For a place as decidedly flat as the Permian Basin, entry into West Texas’ oil lands is becoming a steep proposition.

Since July, more than $6 billion in acquisitions have been made in the Midland and Delaware basins. The two largest, both in August, combined for more than $3.1 billion in less than two weeks.

PDC Energy Inc. (NASDAQ: PDCE) said Aug. 23 it will acquire 57,000 net acres in the Delaware Basin for $1.5 billion.

While the Permian Basin has been on a sustained high of deal making, Subash Chandra, an analyst at Guggenheim Securities LLC, said the deals keep coming because most of the E&Ps involved are in “peak decay mode.”

Companies are focusing on production while growth in their reserves is at a standstill “because they are not exploring, and they’re not going to get a reserve bump from crude prices this year,” he told Oil and Gas Investor.

“So that’s why you’re seeing all these acquisitions in the Permian, because that’s where most of the inventory is, especially in the Delaware,” Chandra said. “They are in effect saying, ’We can sell the dream and finance it.’ ”

PDC said its Delaware deal adds another core to its holdings that is “transformational” for the company. Chandra said that is exactly what is drawing companies to the Permian. Doing a deal has to be transformational “and the only place you can do that is the Delaware,” he said.

Conundrum

In fact, PDC faced an “inventory conundrum” in the Denver-Julesburg (D-J) Basin, said Mike Kelly, analyst at Seaport Global Securities LLC.

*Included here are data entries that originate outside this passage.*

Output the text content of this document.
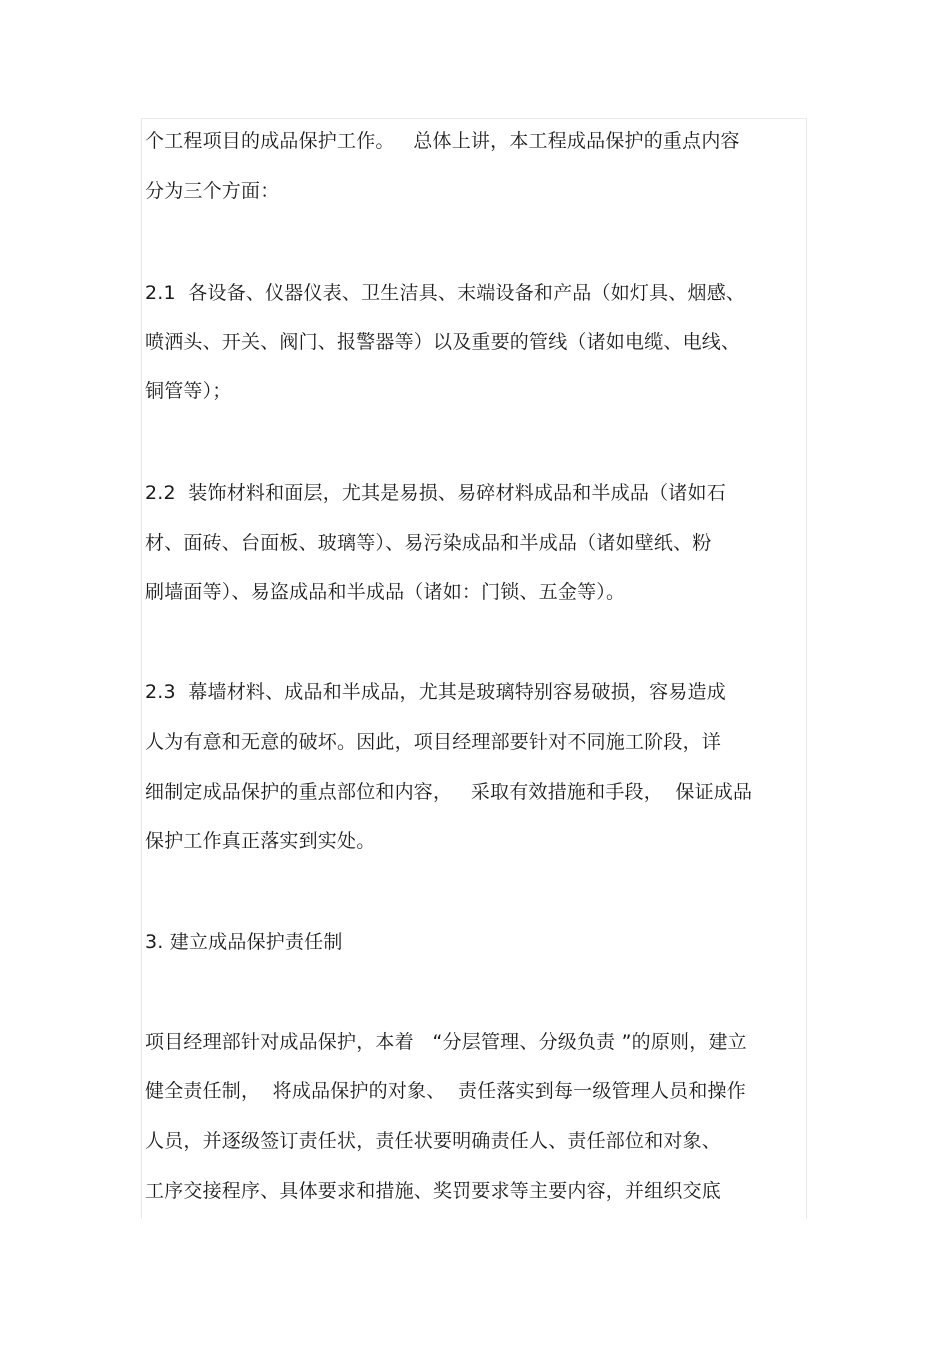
个工程项目的成品保护工作。   总体上讲，本工程成品保护的重点内容
分为三个方面：
2.1  各设备、仪器仪表、卫生洁具、末端设备和产品（如灯具、烟感、
喷洒头、开关、阀门、报警器等）以及重要的管线（诸如电缆、电线、
铜管等）；
2.2  装饰材料和面层，尤其是易损、易碎材料成品和半成品（诸如石
材、面砖、台面板、玻璃等）、易污染成品和半成品（诸如壁纸、粉
刷墙面等）、易盗成品和半成品（诸如：门锁、五金等）。
2.3  幕墙材料、成品和半成品，尤其是玻璃特别容易破损，容易造成
人为有意和无意的破坏。因此，项目经理部要针对不同施工阶段，详
细制定成品保护的重点部位和内容，   采取有效措施和手段，  保证成品
保护工作真正落实到实处。
3. 建立成品保护责任制
项目经理部针对成品保护，本着   “分层管理、分级负责 ”的原则，建立
健全责任制，  将成品保护的对象、  责任落实到每一级管理人员和操作
人员，并逐级签订责任状，责任状要明确责任人、责任部位和对象、
工序交接程序、具体要求和措施、奖罚要求等主要内容，并组织交底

The deal was “a wise strategic direction for PDCE, whose stock has been in limbo due to limited core running room in the Wattenberg,” Kelly said.

The acquisition represents a strategic step outside of the D-J, where the company has about 100,000 net acres and an estimated 8 to 11 years of drilling inventory, said David Tameron, senior analyst at Wells Fargo Securities LLC.

PDC said the Delaware position offers it another 15 to 20 years of gross inventory.

PDC will pay for the transaction with $915 million cash and more than 9 million shares valued at $590 million, said Jeffrey W. Robertson, analyst at Barclays Research. PDC has $1.4 billion in liquidity from cash and financing.

Barclays rated the company Overweight, saying “development of the Wattenberg Field and Delaware Basin could allow PDC to deliver peer-leading balance sheet-adjusted production growth for several years.”

The equity price boost of about 6% for PDCE on the day of its Permian announcement may spur further interest from companies outside the basin as investors reward resource enhancement over equity dilution, Tudor, Pickering, Holt & Co. (TPH) said.

Investor feedback indicates that entering or increasing a position in the Permian helps change the growth, return profile and margin dynamic for operators.

“While the price of poker is high, those who want to play have no choice but to ante up,” TPH said. “We would not be surprised if this pushes deal valuations higher for core acreage and brings bidders into the market for more marginal deals that existing operators may have pushed to the back of their inventory queue.”

The Frenzy

The Permian offers thousands of square miles and a litany of private companies with public E&Ps wanting to pick off their assets, Chandra said.

“The Permian is a frenzy,” he said. “It’s like the Haynesville I remember as a perfect storm of shale hysteria combined with high commodity prices, when companies that did a deal saw their stock price rise 20% in one day. But how did it end up? For some, not well.”

Prices in the Permian have been high, but consistent through August, despite commodity stickiness of about $45 per barrel of crude.

PDC is paying roughly $30,000/acre for the Delaware acreage position, Kelly said.

Similarly, on Aug. 8, SM Energy Co. (NYSE: SM) purchased 24,783 net acres in Howard County, Texas, for $980 million, or about $28,000 to $30,000 per Midland Basin acre.

On Aug. 15, Concho Resources Inc. (NYSE: CXO) that it would buy 40,000 net acres from Reliance Energy for $1.625 billion—about $31,000 per acre.

Other companies have paid similar acreage prices since July, including Diamondback Energy Inc.’s (NASDAQ: FANG) deal for Luxe Energy LLC and Silver Run Acquisition Corp.’s (NASDAQ: SRAQ) purchase of Centennial Resource Production LLC.

PDC expects to spend about $55 million to $65 million in the Delaware Basin for the remainder of 2016. The company's plans this year include spudding about nine horizontal wells and expanding certain midstream infrastructure.

The transaction is expected to close in fourth-quarter 2016.

Leslie Haines contributed to this report.